Video S1: ACh evokes reproducible endothelial Ca 2+ increases
En face mesenteric artery preparation stained with Cal‐520 (5 μM, grey) was stimulated with ACh (50 nM) after 30s baseline recording (10 Hz). The resulting Ca2+ activity is visualised in green. Upper image: repeat 1; lower image: repeat 2, taken 30 mins after repeat 1. Scale bars = 50 μm.
Video S2: cIP 3 evokes reproducible endothelial Ca 2+ increases
En face mesenteric artery preparation stained with Cal‐520 (5 μM, grey) and cIP3 (5 μM). Ca2+ activity was stimulated by localised photolysis (yellow circle) after 30s baseline recording (10 Hz). The resulting Ca2+ activity is visualised in green. Upper image: repeat 1; lower image: repeat 2, taken 30 mins after repeat 1 in the same preparation. Scale bars = 50 μm.
Video S3: CBX inhibits cIP 3 ‐evoked endothelial Ca 2+ responses
En face mesenteric artery preparation stained with Cal‐520 (5 μM, grey) and cIP3 (5 μM). Ca2+ activity was stimulated by localised photolysis (yellow circle) after 30s baseline recording (10 Hz). The resulting Ca2+ activity is visualised in green. A control recording was taken (upper image) after which the preparation was left to rest for 15 mins, then incubated in CBX (100 μM) for 5 mins. A second recording was then taken (lower panel). Scale bars = 50 μm.
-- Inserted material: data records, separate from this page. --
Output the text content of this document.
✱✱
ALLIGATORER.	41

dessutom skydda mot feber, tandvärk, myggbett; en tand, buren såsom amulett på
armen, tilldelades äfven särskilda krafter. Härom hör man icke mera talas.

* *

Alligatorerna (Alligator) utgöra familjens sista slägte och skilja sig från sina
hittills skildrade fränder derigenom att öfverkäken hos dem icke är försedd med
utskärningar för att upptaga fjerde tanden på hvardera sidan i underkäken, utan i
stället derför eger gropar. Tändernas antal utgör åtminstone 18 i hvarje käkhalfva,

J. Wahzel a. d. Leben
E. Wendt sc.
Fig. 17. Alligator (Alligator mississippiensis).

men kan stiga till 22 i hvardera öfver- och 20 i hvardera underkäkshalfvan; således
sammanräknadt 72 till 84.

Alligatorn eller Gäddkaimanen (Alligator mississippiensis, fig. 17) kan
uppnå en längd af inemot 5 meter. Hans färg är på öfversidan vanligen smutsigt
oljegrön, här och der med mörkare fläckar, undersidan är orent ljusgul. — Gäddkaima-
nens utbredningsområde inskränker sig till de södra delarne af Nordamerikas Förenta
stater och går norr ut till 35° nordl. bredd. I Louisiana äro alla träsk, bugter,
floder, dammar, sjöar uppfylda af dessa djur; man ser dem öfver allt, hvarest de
Video S4: 18βGA inhibits cIP 3 ‐evoked endothelial Ca 2+ responses
En face mesenteric artery preparation stained with Cal‐520 (5 μM, grey) and cIP3 (5 μM). Ca2+ activity was stimulated by localised photolysis (yellow circle) after 30s baseline recording (10 Hz). The resulting Ca2+ activity is visualised in green. A control recording was taken (upper image) after which the preparation was left to rest for 15 mins, then incubated in 18βGA (40 μM) for 45 mins. A second recording was then taken (lower panel). Scale bars = 50 μm.
Video S5: CBX rapidly depolarises the mitochondrial membrane potential
En face mesenteric artery preparation were stained with TMRE (150 nM, grey) to visualise the mitochondrial membrane potential (ΔΨM). Mitochondria were imaged for 1.5 mins whilst administering PSS only (upper panel) or PSS + CBX (100 μM) after a baseline recording of 30s at 1.5 ml.min−1 under constant flow. Scale bars = 25 μm.
Data Availability Statement
All data underpinning this study is available from the authors upon reasonable request.